Baru
saja kejadian. Ya! Baru saja kejadian. Aku tak habis pikir dan sempat sedikit
BeTe.
Senin
lalu, aku dan seorang teman bermaksud mengembalikan lima buku yang kami pinjam
dari perpustakaan pusat di kampusku yang sekarang. Sesampainya di perpus,
ternyata sistem sirkulasi yang sudah memanfaatkan komputerisasi itu rusak. Jadi
pelayanan hanya bisa dilakukan secara manual. Itu pun hanya dibatasi untuk
pengembalian saja. Peminjaman dan perpanjangan tidak dilayani. Sungguh
menyulitkan buat kami, mengingat ada tiga buku yang akan kami perpanjang karena
masih membutuhkannya. Lalu, bagaimana? Akhirnya hanya dua buku yang kami
kembalikan. Sedangkan tiga lagi disuruh dibawa karena masih diperlukan.
Siang
tadi, aku coba ke perpus lagi. Niat hati memperpanjang, tercatat dengan benar
di sistem. Tapi ternyata, kerusakan pada sistem masih berlangsung dan belum
diperbaiki, hingga ada pengumuman keesokan harinya perpustakaan akan ditutup
sementara untuk memperbaikinya. Lalu, aku menanyakan status bukuku. Apakah bisa
dicatatkan dengan benar bahwa buku itu diperpanjang, mengingat aku masih perlu.
"Pak,
apa sudah bisa memperpanjang?"
"Oh,
belum. Masih melayani pengembalian saja."
"Terus
gimana?"
"Kembalikan
saja."
"Tapi
saya masih perlu."
"Ya
sudah bawa saja dulu."
"Statusnya?"
"Ya
berarti pengembaliannya telat"
"Maksudnya?"
"Ya
nanti kena denda"
"Loh,
yang rusak kan sistemnya, kok saya yang kena sanksi?"
"…………………….."
"Saya
mau pinjam lagi, memperpanjang, tapi saya nggak mau kena denda. Gimana
caranya?"
"Belum
bisa. Bawa saja dulu."
Entah
kenapa aku kesal sekali. Seakan tak memahami dan bersimpati dengan posisi
anggota yang sedang perlu referensi. Akhirnya aku pergi dengan wajah tak ramah
sambil membawa ketiga buku itu kembali pulang. Sengaja, agar mereka tahu aku
kecewa. Segera cabut daripada aku terus
berdebat dengan petugas dan mereka tetap diam tak bisa menjawab saat ku tanya
"Yang rusak kan sistemnya, kenapa anggota tetap dikenakan denda.".

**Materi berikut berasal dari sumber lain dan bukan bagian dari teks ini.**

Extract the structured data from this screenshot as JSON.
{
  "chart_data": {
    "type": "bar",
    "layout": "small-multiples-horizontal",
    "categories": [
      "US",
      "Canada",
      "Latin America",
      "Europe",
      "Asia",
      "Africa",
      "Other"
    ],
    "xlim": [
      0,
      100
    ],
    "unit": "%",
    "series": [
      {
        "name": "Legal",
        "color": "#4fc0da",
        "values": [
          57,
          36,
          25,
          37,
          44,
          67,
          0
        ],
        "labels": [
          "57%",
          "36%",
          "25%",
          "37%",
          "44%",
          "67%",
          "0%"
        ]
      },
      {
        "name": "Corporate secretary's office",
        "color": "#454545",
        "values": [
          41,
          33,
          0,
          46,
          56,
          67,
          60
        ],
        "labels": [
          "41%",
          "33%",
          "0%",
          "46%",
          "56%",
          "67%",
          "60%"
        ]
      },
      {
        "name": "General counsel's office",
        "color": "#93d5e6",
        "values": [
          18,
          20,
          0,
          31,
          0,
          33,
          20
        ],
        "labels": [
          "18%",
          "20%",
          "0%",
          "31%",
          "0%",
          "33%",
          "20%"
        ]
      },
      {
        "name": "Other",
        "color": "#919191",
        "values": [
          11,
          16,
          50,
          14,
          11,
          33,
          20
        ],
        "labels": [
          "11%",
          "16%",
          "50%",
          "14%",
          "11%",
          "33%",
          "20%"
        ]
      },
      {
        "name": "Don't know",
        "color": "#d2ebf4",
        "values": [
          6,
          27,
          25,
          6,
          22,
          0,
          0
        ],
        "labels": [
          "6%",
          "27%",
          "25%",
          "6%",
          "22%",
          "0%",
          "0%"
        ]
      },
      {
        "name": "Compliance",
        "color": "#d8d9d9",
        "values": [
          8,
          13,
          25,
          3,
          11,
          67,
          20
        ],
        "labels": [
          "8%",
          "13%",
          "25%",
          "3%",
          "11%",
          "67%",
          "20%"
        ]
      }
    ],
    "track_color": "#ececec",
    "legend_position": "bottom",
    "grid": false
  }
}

Menurutku itu keputusan yang tak bijaksana sekali. Anggota tak bersalah tapi anggota
yang harus menanggung kerugiannya. Apa bedanya mencatatkan secara manual
pengembalian dengan peminjaman atau perpanjangan. Tentu bedanya para petugasnya
harus bekerja ekstra untuk menyalinnya. Tapi buatku itu sudah konsekuensi yang
harus ditanggung jika tetap ingin memberi pelayanan yang optimal kepada para
anggotanya.
Saat
keluar, sekilas mataku mencari kotak saran, di manakah dia? Ingin sekali aku
menyampaikan uneg-unegku. Sebelum pulang, ku sempatkan menghitung denda yang
harus ku bayar jika baru ku kembalikan Senin depan. Berarti telat seminggu.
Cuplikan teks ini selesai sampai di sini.